It is estimated that, about one billion people mostly from Asia, Sub-Saharan Africa and Latin America are infected with the Hookworm infection. In this paper, we developed and analyzed a model for the transmission dynamics of Hookworm infection in a human population using Caputo fractional order differential operator. Under Caputo operator, existence and uniqueness for the solutions of the new Hookworm infection model have been analyzed using fixed point theorems. Parameters of the model are estimated with the help of real statistics available for the Hookworm infection from a city of Ghana and the best fit is obtained under the nonlinear least-squares curve fitting technique. Further analysis of the proposed model shows that the disease free (infection-absent) equilibrium is locally asymptotically stable whenever a certain reproduction number ${\mathcal{R}}_0<1$ and the endemic (infection-present) equilibrium point is globally asymptotically stable whenever ${\mathcal{R}}_0<1$ and unstable if ${\mathcal{R}}_0>1$. Using forward normalized sensitivity index, the most sensitive parameters are identified that are essential for control of the infection and we obtained different types of simulations for the proposed Hookworm transmission system with the best fitted fractional order parameter (χ). The modelling results show that the chemotherapy treatment, awareness and improvement of personal hygiene are the best measures to be taken for control of the Hookworm infection among vulnerable community.

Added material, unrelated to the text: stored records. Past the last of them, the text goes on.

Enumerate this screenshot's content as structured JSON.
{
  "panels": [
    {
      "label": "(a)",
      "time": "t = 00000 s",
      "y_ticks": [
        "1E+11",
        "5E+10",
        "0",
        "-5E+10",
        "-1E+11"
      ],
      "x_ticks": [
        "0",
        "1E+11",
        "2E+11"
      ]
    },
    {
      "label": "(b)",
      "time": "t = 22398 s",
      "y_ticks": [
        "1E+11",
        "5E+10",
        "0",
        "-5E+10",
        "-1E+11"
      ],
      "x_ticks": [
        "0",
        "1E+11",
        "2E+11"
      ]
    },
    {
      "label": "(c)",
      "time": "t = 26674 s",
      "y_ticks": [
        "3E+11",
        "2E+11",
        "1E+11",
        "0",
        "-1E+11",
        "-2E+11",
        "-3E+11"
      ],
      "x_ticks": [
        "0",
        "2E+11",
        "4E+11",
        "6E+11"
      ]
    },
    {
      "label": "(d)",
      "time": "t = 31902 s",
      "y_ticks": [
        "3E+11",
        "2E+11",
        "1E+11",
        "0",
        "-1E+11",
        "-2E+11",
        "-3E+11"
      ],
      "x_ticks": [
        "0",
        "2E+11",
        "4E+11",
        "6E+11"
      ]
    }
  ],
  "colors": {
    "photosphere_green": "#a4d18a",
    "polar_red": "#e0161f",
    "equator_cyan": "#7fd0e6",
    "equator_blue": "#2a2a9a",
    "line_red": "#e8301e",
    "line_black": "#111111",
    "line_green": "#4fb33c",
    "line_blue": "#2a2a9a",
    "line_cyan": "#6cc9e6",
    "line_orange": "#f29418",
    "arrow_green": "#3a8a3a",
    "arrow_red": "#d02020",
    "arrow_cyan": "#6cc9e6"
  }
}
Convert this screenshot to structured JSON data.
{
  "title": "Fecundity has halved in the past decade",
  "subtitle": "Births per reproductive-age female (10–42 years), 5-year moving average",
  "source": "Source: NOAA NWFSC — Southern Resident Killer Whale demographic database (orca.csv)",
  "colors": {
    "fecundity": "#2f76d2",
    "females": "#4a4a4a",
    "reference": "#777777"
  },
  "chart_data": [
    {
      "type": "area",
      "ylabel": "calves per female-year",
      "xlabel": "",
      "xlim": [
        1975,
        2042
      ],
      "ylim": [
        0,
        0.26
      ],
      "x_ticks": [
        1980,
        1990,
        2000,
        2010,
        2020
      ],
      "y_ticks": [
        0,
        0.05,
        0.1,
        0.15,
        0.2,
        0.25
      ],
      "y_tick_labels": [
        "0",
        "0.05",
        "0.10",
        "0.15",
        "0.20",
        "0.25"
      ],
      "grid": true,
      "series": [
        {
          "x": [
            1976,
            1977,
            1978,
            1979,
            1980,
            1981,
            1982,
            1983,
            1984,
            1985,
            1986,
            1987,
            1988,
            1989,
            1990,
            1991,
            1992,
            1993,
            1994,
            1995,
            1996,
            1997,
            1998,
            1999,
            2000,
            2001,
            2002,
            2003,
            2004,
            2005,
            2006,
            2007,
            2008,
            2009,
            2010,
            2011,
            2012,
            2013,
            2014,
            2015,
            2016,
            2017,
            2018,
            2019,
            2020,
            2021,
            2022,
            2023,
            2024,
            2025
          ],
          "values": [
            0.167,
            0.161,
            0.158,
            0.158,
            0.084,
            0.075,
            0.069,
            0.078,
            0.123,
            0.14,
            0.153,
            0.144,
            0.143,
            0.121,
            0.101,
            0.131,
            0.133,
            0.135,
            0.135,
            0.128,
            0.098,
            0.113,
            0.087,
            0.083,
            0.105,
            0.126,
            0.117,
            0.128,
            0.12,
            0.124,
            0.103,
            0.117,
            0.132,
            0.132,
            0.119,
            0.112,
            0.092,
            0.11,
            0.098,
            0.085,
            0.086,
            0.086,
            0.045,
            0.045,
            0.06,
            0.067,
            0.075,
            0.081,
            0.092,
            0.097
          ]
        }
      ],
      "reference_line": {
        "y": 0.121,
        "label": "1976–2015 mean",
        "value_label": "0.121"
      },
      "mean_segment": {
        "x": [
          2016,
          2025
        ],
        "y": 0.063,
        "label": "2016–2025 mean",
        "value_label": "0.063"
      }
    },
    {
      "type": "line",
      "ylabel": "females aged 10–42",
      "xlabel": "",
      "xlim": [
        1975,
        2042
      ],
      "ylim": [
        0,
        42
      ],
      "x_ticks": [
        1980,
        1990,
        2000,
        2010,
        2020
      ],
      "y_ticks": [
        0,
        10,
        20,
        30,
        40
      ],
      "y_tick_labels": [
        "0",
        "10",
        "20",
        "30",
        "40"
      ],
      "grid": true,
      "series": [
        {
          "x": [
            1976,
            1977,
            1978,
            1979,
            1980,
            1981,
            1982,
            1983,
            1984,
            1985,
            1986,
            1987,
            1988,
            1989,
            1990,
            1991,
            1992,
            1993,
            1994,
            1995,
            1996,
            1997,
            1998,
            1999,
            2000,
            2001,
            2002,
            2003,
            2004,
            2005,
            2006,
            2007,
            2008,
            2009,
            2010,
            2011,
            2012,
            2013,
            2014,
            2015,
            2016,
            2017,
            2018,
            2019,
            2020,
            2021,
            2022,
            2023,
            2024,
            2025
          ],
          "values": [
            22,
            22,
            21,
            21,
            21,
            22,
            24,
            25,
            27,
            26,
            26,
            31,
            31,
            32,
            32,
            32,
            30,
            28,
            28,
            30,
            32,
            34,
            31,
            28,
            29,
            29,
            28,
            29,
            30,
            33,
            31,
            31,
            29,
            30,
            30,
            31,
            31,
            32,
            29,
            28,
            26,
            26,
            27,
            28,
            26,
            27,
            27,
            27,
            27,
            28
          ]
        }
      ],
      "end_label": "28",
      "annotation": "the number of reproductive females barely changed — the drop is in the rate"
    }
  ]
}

据估计，约有十亿人大部分感染了钩虫病，其中大部分来自亚洲，撒哈拉以南非洲和拉丁美洲。在本文中，我们使用Caputo分数阶微分算子开发并分析了钩虫感染在人类中的传播动力学模型。在Caputo算子下，使用定点定理分析了新的钩虫感染模型的解的存在性和唯一性。利用可用于加纳市钩虫感染的实际统计数据估算模型的参数，并在非线性最小二乘曲线拟合技术下获得最佳拟合。对所提出模型的进一步分析表明，每当有一定繁殖数时，无病（无感染）平衡就局部渐近稳定${\mathcal{[R}}_0<\mathrm{1个}$ 并且地方性（感染存在）平衡点在任何时候都全局渐近稳定 ${\mathcal{[R}}_0<\mathrm{1个}$ 并且不稳定，如果 ${\mathcal{[R}}_0>\mathrm{1个}$。使用正向归一化灵敏度指数，可以确定对于控制感染必不可少的最敏感参数，并且对于拟议的具有最佳拟合分数阶参数（χ）的钩虫传播系统，我们获得了不同类型的仿真。模拟结果表明，化学疗法，提高个人卫生意识和改善个人卫生是控制弱势社区钩虫感染的最佳措施。